«А не пошли бы вы, панове, взашей?»
Густоусый дородный поляк покачнулся на стуле, придавил сиденье всей тяжестью сбитого, грузного, сытого тела; Евдокия неприязненно глядела на сметанно-белое, с двумя холеными подбородками, лицо, на нежно-белые благородные, пухлые руки, любовно поглаживающие черный выгиб ручки лакированной, богато выделанной трости. Стул скрипнул. Евдокия выгнула гордо спину. Сейчас она выгонит этих сук из своей избы! Она поняла все. Допрежь, чем пан раскрыл рот для объясненья.
– За вашим ребеночком, пани. За сынком вашим.
– Вот отсюдова! ― ярко, ясно крикнула Евдокия.
Крик зазвенел под потолком, укатился за печку.
Златоусый пан прижал белый палец к губам.
– Милостивая пани послухает нас. Пани не можно выгнать вон добрых людей. Мы добирались к пани, пшепрашем, долго. У нас поместье далеко отсюда.

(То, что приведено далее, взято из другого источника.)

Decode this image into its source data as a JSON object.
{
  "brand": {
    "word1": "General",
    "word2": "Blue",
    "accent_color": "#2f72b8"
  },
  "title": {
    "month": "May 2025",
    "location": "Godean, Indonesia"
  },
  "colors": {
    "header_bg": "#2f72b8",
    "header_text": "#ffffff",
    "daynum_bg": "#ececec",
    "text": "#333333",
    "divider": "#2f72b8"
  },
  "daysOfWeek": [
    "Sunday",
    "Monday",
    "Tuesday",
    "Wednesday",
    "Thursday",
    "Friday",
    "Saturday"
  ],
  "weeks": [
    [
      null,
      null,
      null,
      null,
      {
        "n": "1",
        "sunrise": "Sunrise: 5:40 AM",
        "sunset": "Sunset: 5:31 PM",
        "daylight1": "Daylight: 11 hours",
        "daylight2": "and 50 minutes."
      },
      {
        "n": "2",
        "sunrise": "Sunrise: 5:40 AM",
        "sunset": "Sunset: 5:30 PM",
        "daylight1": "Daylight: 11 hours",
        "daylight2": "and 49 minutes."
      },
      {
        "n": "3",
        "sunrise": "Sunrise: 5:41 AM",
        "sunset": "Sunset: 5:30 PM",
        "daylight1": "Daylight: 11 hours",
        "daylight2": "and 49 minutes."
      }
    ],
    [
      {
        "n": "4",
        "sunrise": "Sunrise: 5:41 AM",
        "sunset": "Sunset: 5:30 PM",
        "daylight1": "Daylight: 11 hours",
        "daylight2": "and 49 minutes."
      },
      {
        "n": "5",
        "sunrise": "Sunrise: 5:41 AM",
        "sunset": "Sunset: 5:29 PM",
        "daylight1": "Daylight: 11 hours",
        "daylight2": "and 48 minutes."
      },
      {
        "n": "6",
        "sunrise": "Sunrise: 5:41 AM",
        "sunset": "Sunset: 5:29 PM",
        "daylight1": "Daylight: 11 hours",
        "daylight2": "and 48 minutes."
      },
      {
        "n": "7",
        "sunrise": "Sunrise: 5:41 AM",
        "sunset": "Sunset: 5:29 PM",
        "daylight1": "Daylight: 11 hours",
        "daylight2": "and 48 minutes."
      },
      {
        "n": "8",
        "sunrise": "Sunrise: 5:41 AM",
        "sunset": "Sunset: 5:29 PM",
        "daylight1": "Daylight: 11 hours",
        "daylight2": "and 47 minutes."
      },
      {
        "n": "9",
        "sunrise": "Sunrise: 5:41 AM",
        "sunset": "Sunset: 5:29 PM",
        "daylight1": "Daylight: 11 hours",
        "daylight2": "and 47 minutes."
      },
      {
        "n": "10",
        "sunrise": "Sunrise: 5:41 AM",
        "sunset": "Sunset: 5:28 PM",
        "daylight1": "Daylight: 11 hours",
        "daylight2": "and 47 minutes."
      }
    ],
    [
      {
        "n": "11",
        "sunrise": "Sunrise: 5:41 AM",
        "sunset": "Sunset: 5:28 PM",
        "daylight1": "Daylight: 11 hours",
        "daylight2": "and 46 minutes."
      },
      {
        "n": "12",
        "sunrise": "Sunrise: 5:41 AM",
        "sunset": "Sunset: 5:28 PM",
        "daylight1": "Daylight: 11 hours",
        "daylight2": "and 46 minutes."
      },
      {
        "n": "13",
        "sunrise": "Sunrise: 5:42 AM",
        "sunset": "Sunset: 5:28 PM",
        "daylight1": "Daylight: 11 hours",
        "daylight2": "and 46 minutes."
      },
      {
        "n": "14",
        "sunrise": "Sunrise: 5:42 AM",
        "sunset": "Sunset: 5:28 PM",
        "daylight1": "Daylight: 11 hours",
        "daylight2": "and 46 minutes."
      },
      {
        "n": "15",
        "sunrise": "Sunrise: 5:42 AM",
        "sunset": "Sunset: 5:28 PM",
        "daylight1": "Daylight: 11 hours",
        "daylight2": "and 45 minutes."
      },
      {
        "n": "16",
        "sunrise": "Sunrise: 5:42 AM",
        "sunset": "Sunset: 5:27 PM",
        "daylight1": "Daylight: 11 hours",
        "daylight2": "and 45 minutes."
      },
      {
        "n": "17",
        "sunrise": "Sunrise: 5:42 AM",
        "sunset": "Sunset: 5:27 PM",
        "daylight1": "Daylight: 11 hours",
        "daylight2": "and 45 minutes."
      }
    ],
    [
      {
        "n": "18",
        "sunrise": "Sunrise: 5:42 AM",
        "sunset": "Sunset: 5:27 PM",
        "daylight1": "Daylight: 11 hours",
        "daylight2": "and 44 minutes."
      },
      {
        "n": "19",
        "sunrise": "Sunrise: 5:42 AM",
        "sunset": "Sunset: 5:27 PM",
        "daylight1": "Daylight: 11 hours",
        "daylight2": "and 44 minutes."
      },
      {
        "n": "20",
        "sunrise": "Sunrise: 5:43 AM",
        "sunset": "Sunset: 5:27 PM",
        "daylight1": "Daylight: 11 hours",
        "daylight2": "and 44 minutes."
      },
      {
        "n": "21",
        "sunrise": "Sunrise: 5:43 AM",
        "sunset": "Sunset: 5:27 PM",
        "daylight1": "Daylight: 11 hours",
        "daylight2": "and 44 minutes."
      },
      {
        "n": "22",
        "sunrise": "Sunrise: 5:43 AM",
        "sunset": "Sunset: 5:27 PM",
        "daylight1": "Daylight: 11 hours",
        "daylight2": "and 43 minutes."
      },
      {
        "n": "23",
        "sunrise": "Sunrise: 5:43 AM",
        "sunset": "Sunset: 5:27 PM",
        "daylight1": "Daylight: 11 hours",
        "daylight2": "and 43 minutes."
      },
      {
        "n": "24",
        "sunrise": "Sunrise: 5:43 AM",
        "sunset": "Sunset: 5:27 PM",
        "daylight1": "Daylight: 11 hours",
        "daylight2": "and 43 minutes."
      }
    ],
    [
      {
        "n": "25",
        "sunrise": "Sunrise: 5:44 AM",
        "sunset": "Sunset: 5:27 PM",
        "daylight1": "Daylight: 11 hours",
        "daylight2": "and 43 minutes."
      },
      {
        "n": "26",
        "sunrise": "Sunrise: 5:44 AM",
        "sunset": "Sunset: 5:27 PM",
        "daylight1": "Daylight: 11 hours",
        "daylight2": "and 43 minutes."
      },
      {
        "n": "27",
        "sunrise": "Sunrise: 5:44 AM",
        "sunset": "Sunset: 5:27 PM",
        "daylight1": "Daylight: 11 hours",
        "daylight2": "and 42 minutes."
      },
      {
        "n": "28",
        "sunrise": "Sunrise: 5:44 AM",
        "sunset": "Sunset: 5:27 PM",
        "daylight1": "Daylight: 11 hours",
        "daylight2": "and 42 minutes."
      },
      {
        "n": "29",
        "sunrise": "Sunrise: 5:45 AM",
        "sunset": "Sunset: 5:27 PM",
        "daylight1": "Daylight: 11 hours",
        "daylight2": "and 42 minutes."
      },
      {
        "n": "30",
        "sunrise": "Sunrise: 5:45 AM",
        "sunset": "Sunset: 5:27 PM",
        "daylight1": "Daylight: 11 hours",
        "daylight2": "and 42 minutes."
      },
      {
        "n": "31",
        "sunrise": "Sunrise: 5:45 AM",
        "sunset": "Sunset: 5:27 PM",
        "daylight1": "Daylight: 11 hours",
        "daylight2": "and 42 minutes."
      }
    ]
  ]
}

– Его ищо не сожгли?! ― неистово крикнула Евдокия.
Поляк прямо, грустно глядел на нее. У него лицо, как добрая морда большой сторожевой собаки. У него глаза яснели, лучились закатным, дальним, больным светом.
– Пускай успокоится пани. Мы не сделаем пани ниц… ничего плохого. ― Собачья морда пана дрогнула всей сытой, гладко-перламутровой плотью, щеками-брылами, мягко стекающими на воротник кожаной дорожной куртки. ― Нам сказали наши друзья, что у пани много детей, и вот еще один народился, ― он показал на качающийся маятник люльки с Зойкой внутри, с белой жалкой гусеничкой, ― и семейство пани голодает, и… вот мы здесь. У нас ниц нема… нет за душой ничего худого. Мы, – он сделал рукой широкий круг, обвел вокруг себя, обнимая, сминая ладонью голодный пустой воздух, ― бездетные! Не дал Бог деток нам! А нам так уж детку хочется! Так уж…
Встал пан со стула. Тяжко застонал нищий стул. Сделал пан шаг к люльке. Качнул люльку крупной, мягкой рукою. Младенчик в люльке слегка ворохнулся, крепко спеленатый. Изогнулся вертляво белый червячок, сморщилось и чихнуло красное свекольное личико.
– Зоя, ― тихо сказала Евдокия. ― Зою я вам не отдам.
Радостью просияло лицо пана.
«Не отдаст Зою – значит, кого другого – отдаст».
– А где детки-то?
Опять сел на стул. Снова стул спел жалобную песню.
С печки глядели три пары глаз. Три головенки вертелись, три носопырки воздух нюхали: не пахнет ли съестным, не приготовила ли мать чего на ужин.
– Мы не просто так, проше пани. Мы денег заплатим, ― голос пана стал суровым, непреложным.
Денег. Они заплатят денег! И Дунька купит еды, питья, хлеба, крупы, отрезов – пообносились ведь мальчишки все до нитки! да и они с Иванычем хороши – дореволюционное тряпье шьют-перешивают! постирают и пялят опять! ― и хлеба… хлебушка…
– Хлебушка, ― сказала Евдокия вслух, тихо.
Поляк услышал. Еще сильнее, солнечно, на всю избу, засияло круглое, пышное как пирог, породистое лицо.
– Спрыгивайте, вы, бурсаки!
Мальцы будто приглашенья ждали, разрешенья.